Rigoberto Hernández Guevara
Ciudad Victoria, Tamaulipas.- Todavía me toco la cara y me duele. Bendito Dios. Lo peor sería que no sintiera nada. Después de todo recuerdo la calle oscura alumbrando apenas al fondo. Nadie se asoma a ver la inmensidad de la calle sin testigos. La soledad ha realizado el levantamiento de pruebas para integrarlo a su expediente prohibido.
Es de noche. Digo lo que vi: un foco rojo pegado a una torre de hierro. Un perro suelto llegando a la esquina escabrosa, había sido un perro fiel hasta la muerte.
-¿Eso es todo? -me preguntaron.
Yo sacudí el polvo de la memoria y aseguré haber visto también la pared de adobe, un cercado de púas y, ya propenso en la esquina, el cuarto donde ocurrieron los hechos. Eso dije con la presión de su mirada en la mía.
Hasta allí llegó el Ministerio Público a encontrarla tendida en la cama, revuelta con una colcha celeste y la mirada fija en el techo, los brazos en cruz.
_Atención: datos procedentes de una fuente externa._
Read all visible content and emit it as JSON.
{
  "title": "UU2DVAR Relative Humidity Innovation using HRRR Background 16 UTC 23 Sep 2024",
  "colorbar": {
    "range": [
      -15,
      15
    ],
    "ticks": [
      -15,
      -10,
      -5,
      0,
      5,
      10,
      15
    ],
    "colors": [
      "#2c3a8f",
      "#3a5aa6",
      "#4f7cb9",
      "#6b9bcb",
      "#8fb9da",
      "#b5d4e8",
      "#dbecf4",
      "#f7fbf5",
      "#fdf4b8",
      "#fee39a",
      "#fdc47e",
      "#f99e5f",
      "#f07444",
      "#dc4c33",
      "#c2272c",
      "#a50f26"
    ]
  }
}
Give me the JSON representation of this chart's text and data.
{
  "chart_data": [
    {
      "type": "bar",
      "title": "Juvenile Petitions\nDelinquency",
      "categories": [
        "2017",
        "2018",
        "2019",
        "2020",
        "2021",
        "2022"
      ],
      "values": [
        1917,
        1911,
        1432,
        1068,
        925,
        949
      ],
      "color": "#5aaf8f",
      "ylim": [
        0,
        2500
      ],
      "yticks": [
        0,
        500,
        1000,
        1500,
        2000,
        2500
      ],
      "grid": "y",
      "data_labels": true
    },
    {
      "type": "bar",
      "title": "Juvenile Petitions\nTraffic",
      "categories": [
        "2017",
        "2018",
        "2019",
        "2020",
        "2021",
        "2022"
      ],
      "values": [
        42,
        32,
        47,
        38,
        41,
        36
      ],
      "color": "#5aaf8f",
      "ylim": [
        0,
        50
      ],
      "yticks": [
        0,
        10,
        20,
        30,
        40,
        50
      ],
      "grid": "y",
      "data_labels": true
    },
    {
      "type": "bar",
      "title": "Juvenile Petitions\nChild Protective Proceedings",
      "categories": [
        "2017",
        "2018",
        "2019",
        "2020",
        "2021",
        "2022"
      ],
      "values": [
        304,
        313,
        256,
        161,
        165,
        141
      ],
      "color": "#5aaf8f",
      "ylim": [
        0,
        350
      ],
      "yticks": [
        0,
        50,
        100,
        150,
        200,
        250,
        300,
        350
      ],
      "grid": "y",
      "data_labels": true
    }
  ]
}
Los ojos mirando un almanaque sin tiempo.
El Ministerio Público, José Natividad, tenía al menos 20 años en ese cargo. Era difícil dar con un valiente como él, que se aventara el tiro y diera la cara en las investigaciones, sobre todo en fechas en las cuales desconoces con quién te andas metiendo. Sin embargo su valentía había quedado en nada ante el arrojo y oprobio de sus compañeros ministeriales. Lo que hay que hacer por un varo.
Bueno, el asunto no era ese. No tardaban las preguntas clásicas del parte policíaco. ¿Mi comandante, díganos quién lo mato? No mamen. Están viendo que acabo de llegar, ya ni la chingan, lo más seguro es que el sujeto que la mato ande huyendo para los Estados Unidos, se haya llevado la lana de la ruca y lo veremos delinquiendo en las otras vacaciones como si pasara nada.
-¿Y por qué asegura que la mataron mi comandante, igual se chachalaqueó ella sola?
Y yo estaba escuchando eso agazapado en una parte del cerebro. Fue cuando me vieron y me levantaron de una patada que todavía me arde.
-Sal de ahí cabrón, qué chingados estás haciendo ahí.
Me dijo el más joven de los tres, que ahora se reunían y cavilaban sobre su responsabilidad en las investigaciones y cómo eludirla.
Yo había estado escondido las últimas 3 horas durante los acontecimientos, así que era una pieza clave en la trama del asesinato.
Luego que les dije lo que vi por fuera, tuve que decirles lo que ocurrió adentro:
Lo adivinaron, la interfecta era una mexicana que frutas vendía, de 25 años y de muy buen ver según se podía leer en la credencial vencida del IFE que portaba en la bolsa izquierda el pantalón en su parte trasera. Con una foto sucia y descabellada.
Cuando tuvo entre sus rugosos dedos la credencial aquella a José Natividad le brillaron los ojos de puro gusto. Tenía ya resuelta otra pregunta: el nombre de la ruca.
Les dije lo que había visto por la ventana con el cuarto aquel en llamas. La mujer retorciéndose de dolor y el cochón escurriendo en sangre. La vi gritar por momentos hasta que el silencio fue aportando fuertes cantidades de acopio, soledades infinitas y ella perdió el aliento en el momento más inoportuno. Yo salí en ese rato, cuando me los encontré justo en la puerta y quise esconderme en el rincón del cuarto que da a la calle.
Puedo decirlo. No la maté, les aclaro. Jamás la mataría. No era mi intención en esos momentos. Fueron mis manos. Los pies. El odio y la locura. Yo estoy aquí viendo lo que hice por la ventana del infierno.
Se sabe que el comandante José Natividad siguió el curso de las investigaciones, hasta instancias exageradas y descubrió el infinito mismo y su finito destino. Murió sin saber la verdad o tampoco quiso decirla.
Si digo ahora, luego de muchos ayeres, que la maté o no la maté, es lo mismo. El tiempo me lo ha dicho, los escenarios no cambian para nada. El tiempo nos juzga diferente y despacio. Digo lo que vi aquella noche y siento el dolor, el mismo que me incitó aquel día a recordar aquella esquina, el mismo lugar, la ventana, las llamas, el brocal de la puerta. Y a ella tendida boca abajo sobre la cama envuelta en llamas. No fui yo, fue mi cuerpo, la ardiente insoportable levedad, la calentura.